Now that I know these facts what will I do differently? I think it gives me a little more identity with the Irish including Saint Patrick’s Day. I am more likely now to break out the green and wear a shamrock on my hat or lapel. I won’t hop on a plane to join in a march, or raise a toast to everyone I meet. But such a move now has a little more legitimacy, don’t you think? On Saturday, March 17, I just might choose to wear shirt that’s a wee bit green. About 23% green would be enough. I might also turn to write an article about Saint Patrick’s Day. Meanwhile, watching a parade is different than marching in one. I know this from experience, so you won’t see me there. I can’t play a tune, or dance, and I’m not big on drinking either. Maybe having checked my DNA was wasted.
I remember when I was a senior at good old LHS, I had to write a paper about the heritage of the mountain folk found in eastern Kentucky. I researched it for quite some time looking in places that even surprised me. For example, as a music student and member of the LHS band, I had long been exposed to music of many classes. I was not immune to the old-time country music that was practiced on the porches, temporary stages, and court-house steps. I think the restored bandstand that was a fixture on the courthouse lawn was put there to encourage our citizens to pick and sing, although maybe it was first made for concerts by a band of past generations. I remember when the old wooden structure was torn down and replaced by a new, larger bandstand made from concrete. I was young, but I saw it happen.
When writing my paper, I studied the sounds of old-time county music. I immediately saw a similarity between mountain music and Scottish/Irish jigs. The sounds directly imitated its Irish and highlander roots. The Celtic compositions I heard were very like the echoes of our beloved mountain music. I also saw a direct link between the dialects of the old world to that ‘Kentucky twang’ and the word usage I heard everyday while I was growing up. My research also told me that Scott and Irish people had come from a land of highlands and rolling hills. It made sense that upon arriving in America, they moved from the eastern lowlands to build their new homesteads in the mountains. Their language and the music they played supported the idea that the hills of Kentucky were populated with our Irish and Scottish ancestors. Knowing this, we can legitimately fondly think of the emerald isle and appreciate its people.
Here’s a link of a lad and three lassies playing an Irish jig.
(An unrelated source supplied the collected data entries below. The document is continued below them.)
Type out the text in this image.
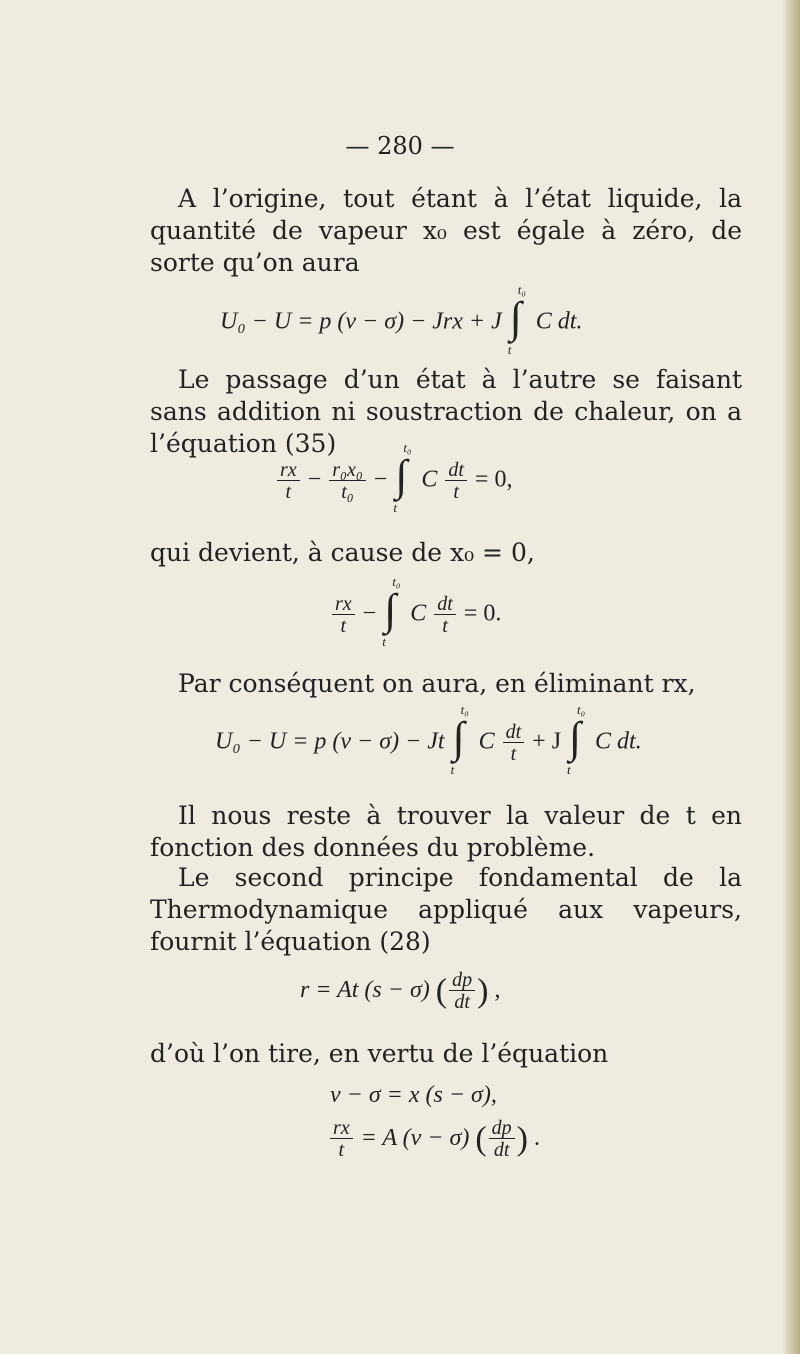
— 280 —

A l’origine, tout étant à l’état liquide, la quantité de vapeur x₀ est égale à zéro, de sorte qu’on aura

U₀ − U = p (v − σ) − Jrx + J ∫
t₀
t
C dt.

Le passage d’un état à l’autre se faisant sans addition ni soustraction de chaleur, on a l’équation (35)

$\frac{rx}{t} - \frac{\text{r₀x₀}}{\text{t₀}}$ − ∫
t₀
t
C $\frac{dt}{t} = 0$,

qui devient, à cause de x₀ = 0,

$\frac{rx}{t}$ − ∫
t₀
t
C $\frac{dt}{t} = 0$.

Par conséquent on aura, en éliminant rx,

U₀ − U = p (v − σ) − Jt ∫
t₀
t
C $\frac{dt}{t} + J$ ∫
t₀
t
C dt.

Il nous reste à trouver la valeur de t en fonction des données du problème.

Le second principe fondamental de la Thermodynamique appliqué aux vapeurs, fournit l’équation (28)

r = At (s − σ) ( $\frac{dp}{dt}$ ) ,

d’où l’on tire, en vertu de l’équation

v − σ = x (s − σ),
$\frac{rx}{t} = A$ (v − σ) ( $\frac{dp}{dt}$ ) .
If you ever had doubt about the connection between Ireland and Appalachia, click on the link: https://www.youtube.com/watch?v=iCw4O_L1LFQ
Back then, I got an ‘A’ on that paper, which was a very rare thing for me since I was usually more into fun than writing. Besides, in those days we had no computers, word processing, spellcheck, printers, or much of anything but a fountain pen and a big rubber eraser to wear a hole in the paper when you made a mistake. No white out was invented just yet. They did have typewriters in the high school, but those weren’t for us to use on class projects. We had to write by hand and hope our spelling, punctuation, and penmanship was good. Mine usually wasn’t.
To close this off I thought I might add some limericks I’ve taken from several websites. Enjoy.
What would you get if you crossed Christmas with St. Patrick’s Day?
Why don’t you iron 4-Leaf clovers?
Because you don’t want to press your luck.
When is an Irish Potato not an Irish Potato?
When it’s a French fry.
What would you get if you crossed Quasimodo with an Irish football player?
The Halfback of Notre Dame.
How did the Irish Jig get started?
Too much to drink and not enough restrooms!
“I was going to give him an ugly look but he already had one.”
My dear Suzie told me that this article proves I’m full of blarney… After all, what would you expect from someone who’s 23% Irish?